Au total, 2 715 kilomètres de 147 rivières ont fait l’objet d’une étude standardisée de terrain dans 26 pays. Le public a rapporté une partie des observations lors d’une campagne de science participative par le biais d’une application dédiée, le reste étant fourni par des professionnels. Résultat : la fragmentation de ces 147 cours d’eau s’est révélée supérieure de 61 % aux estimations antérieures.

La sous-évaluation est généralement massive : les Balkans ne recensent pas 76 % à 98 % du total de leurs déversoirs, seuils, barrages de toutes tailles, vannes, conduites, gués… L’Estonie en ignore 91 %, la Grèce 97 %. L’Italie, par exemple, compte officiellement 32 000 ouvrages quand l’étude de Nature en trouve 65 700. A l’inverse, les Pays-Bas – dont les cours d’eau sont les plus fréquemment interrompus avec une densité moyenne de 19 barrières au kilomètre – connaissent avec une grande précision l’état de leur réseau fluvial. La France fait elle aussi figure d’exception avec son inventaire national d’une qualité exceptionnelle.

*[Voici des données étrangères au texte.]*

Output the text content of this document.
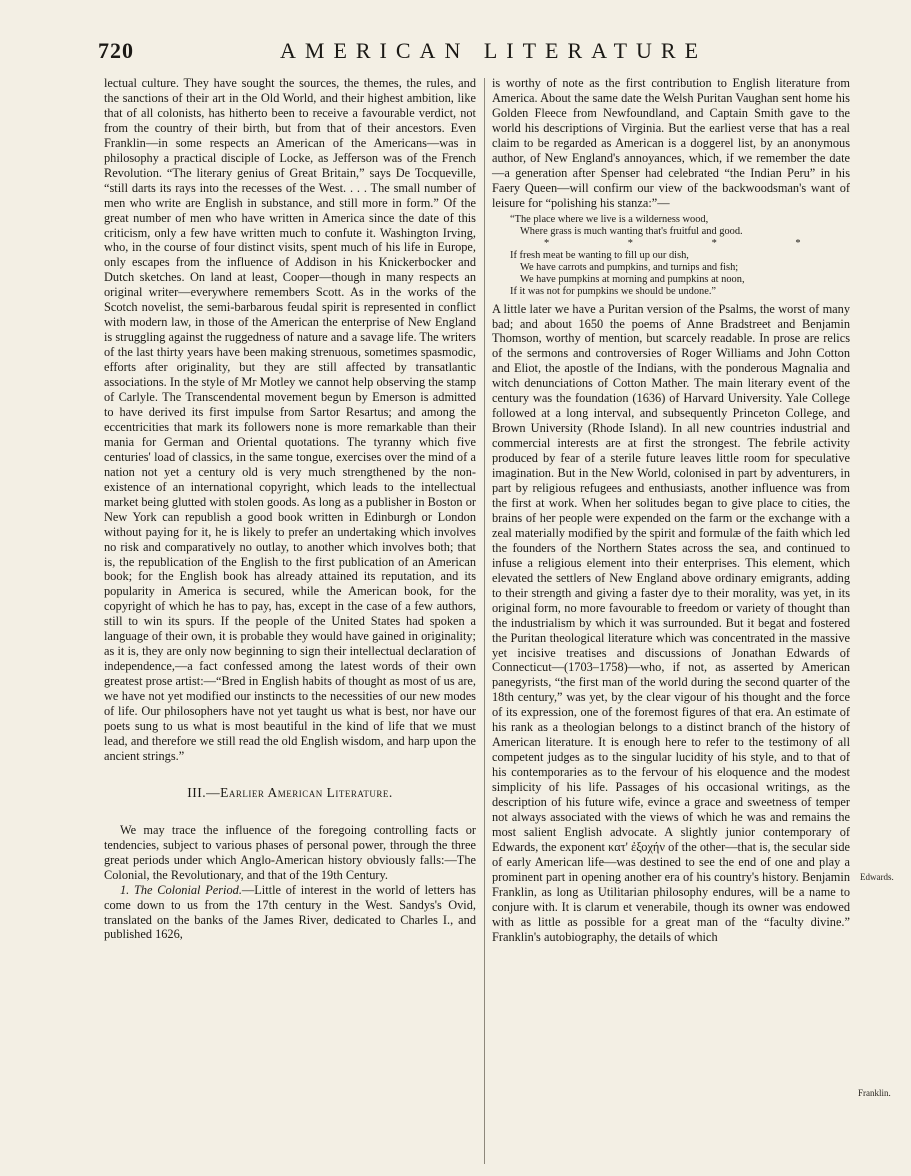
720	AMERICAN LITERATURE

lectual culture. They have sought the sources, the themes, the rules, and the sanctions of their art in the Old World, and their highest ambition, like that of all colonists, has hitherto been to receive a favourable verdict, not from the country of their birth, but from that of their ancestors. Even Franklin—in some respects an American of the Americans—was in philosophy a practical disciple of Locke, as Jefferson was of the French Revolution. “The literary genius of Great Britain,” says De Tocqueville, “still darts its rays into the recesses of the West. . . . The small number of men who write are English in substance, and still more in form.” Of the great number of men who have written in America since the date of this criticism, only a few have written much to confute it. Washington Irving, who, in the course of four distinct visits, spent much of his life in Europe, only escapes from the influence of Addison in his Knickerbocker and Dutch sketches. On land at least, Cooper—though in many respects an original writer—everywhere remembers Scott. As in the works of the Scotch novelist, the semi-barbarous feudal spirit is represented in conflict with modern law, in those of the American the enterprise of New England is struggling against the ruggedness of nature and a savage life. The writers of the last thirty years have been making strenuous, sometimes spasmodic, efforts after originality, but they are still affected by transatlantic associations. In the style of Mr Motley we cannot help observing the stamp of Carlyle. The Transcendental movement begun by Emerson is admitted to have derived its first impulse from Sartor Resartus; and among the eccentricities that mark its followers none is more remarkable than their mania for German and Oriental quotations. The tyranny which five centuries' load of classics, in the same tongue, exercises over the mind of a nation not yet a century old is very much strengthened by the non-existence of an international copyright, which leads to the intellectual market being glutted with stolen goods. As long as a publisher in Boston or New York can republish a good book written in Edinburgh or London without paying for it, he is likely to prefer an undertaking which involves no risk and comparatively no outlay, to another which involves both; that is, the republication of the English to the first publication of an American book; for the English book has already attained its reputation, and its popularity in America is secured, while the American book, for the copyright of which he has to pay, has, except in the case of a few authors, still to win its spurs. If the people of the United States had spoken a language of their own, it is probable they would have gained in originality; as it is, they are only now beginning to sign their intellectual declaration of independence,—a fact confessed among the latest words of their own greatest prose artist:—“Bred in English habits of thought as most of us are, we have not yet modified our instincts to the necessities of our new modes of life. Our philosophers have not yet taught us what is best, nor have our poets sung to us what is most beautiful in the kind of life that we must lead, and therefore we still read the old English wisdom, and harp upon the ancient strings.”

III.—Earlier American Literature.

We may trace the influence of the foregoing controlling facts or tendencies, subject to various phases of personal power, through the three great periods under which Anglo-American history obviously falls:—The Colonial, the Revolutionary, and that of the 19th Century.

1. The Colonial Period.—Little of interest in the world of letters has come down to us from the 17th century in the West. Sandys's Ovid, translated on the banks of the James River, dedicated to Charles I., and published 1626,

is worthy of note as the first contribution to English literature from America. About the same date the Welsh Puritan Vaughan sent home his Golden Fleece from Newfoundland, and Captain Smith gave to the world his descriptions of Virginia. But the earliest verse that has a real claim to be regarded as American is a doggerel list, by an anonymous author, of New England's annoyances, which, if we remember the date—a generation after Spenser had celebrated “the Indian Peru” in his Faery Queen—will confirm our view of the backwoodsman's want of leisure for “polishing his stanza:”—

“The place where we live is a wilderness wood,
Where grass is much wanting that's fruitful and good.
* * * *
If fresh meat be wanting to fill up our dish,
We have carrots and pumpkins, and turnips and fish;
We have pumpkins at morning and pumpkins at noon,
If it was not for pumpkins we should be undone.”

A little later we have a Puritan version of the Psalms, the worst of many bad; and about 1650 the poems of Anne Bradstreet and Benjamin Thomson, worthy of mention, but scarcely readable. In prose are relics of the sermons and controversies of Roger Williams and John Cotton and Eliot, the apostle of the Indians, with the ponderous Magnalia and witch denunciations of Cotton Mather. The main literary event of the century was the foundation (1636) of Harvard University. Yale College followed at a long interval, and subsequently Princeton College, and Brown University (Rhode Island). In all new countries industrial and commercial interests are at first the strongest. The febrile activity produced by fear of a sterile future leaves little room for speculative imagination. But in the New World, colonised in part by adventurers, in part by religious refugees and enthusiasts, another influence was from the first at work. When her solitudes began to give place to cities, the brains of her people were expended on the farm or the exchange with a zeal materially modified by the spirit and formulæ of the faith which led the founders of the Northern States across the sea, and continued to infuse a religious element into their enterprises. This element, which elevated the settlers of New England above ordinary emigrants, adding to their strength and giving a faster dye to their morality, was yet, in its original form, no more favourable to freedom or variety of thought than the industrialism by which it was surrounded. But it begat and fostered the Puritan theological literature which was concentrated in the massive yet incisive treatises and discussions of Jonathan Edwards of Connecticut—(1703–1758)—who, if not, as asserted by American panegyrists, “the first man of the world during the second quarter of the 18th century,” was yet, by the clear vigour of his thought and the force of its expression, one of the foremost figures of that era. An estimate of his rank as a theologian belongs to a distinct branch of the history of American literature. It is enough here to refer to the testimony of all competent judges as to the singular lucidity of his style, and to that of his contemporaries as to the fervour of his eloquence and the modest simplicity of his life. Passages of his occasional writings, as the description of his future wife, evince a grace and sweetness of temper not always associated with the views of which he was and remains the most salient English advocate. A slightly junior contemporary of Edwards, the exponent κατ' ἐξοχήν of the other—that is, the secular side of early American life—was destined to see the end of one and play a prominent part in opening another era of his country's history. Benjamin Franklin, as long as Utilitarian philosophy endures, will be a name to conjure with. It is clarum et venerabile, though its owner was endowed with as little as possible for a great man of the “faculty divine.” Franklin's autobiography, the details of which

Edwards.
Franklin.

Dans l’ensemble, « il faut changer de paradigme, small is not beautiful », écrivent les scientifiques : prendre conscience de la réalité des « rivières cassées » et du déclin vertigineux du vivant dans les écosystèmes aquatiques. Or, il existe encore nombre de projets de microcentrales électriques sur les cours d’eau préservés des Balkans et même dans les régions montagneuses de l’ouest de l’Europe.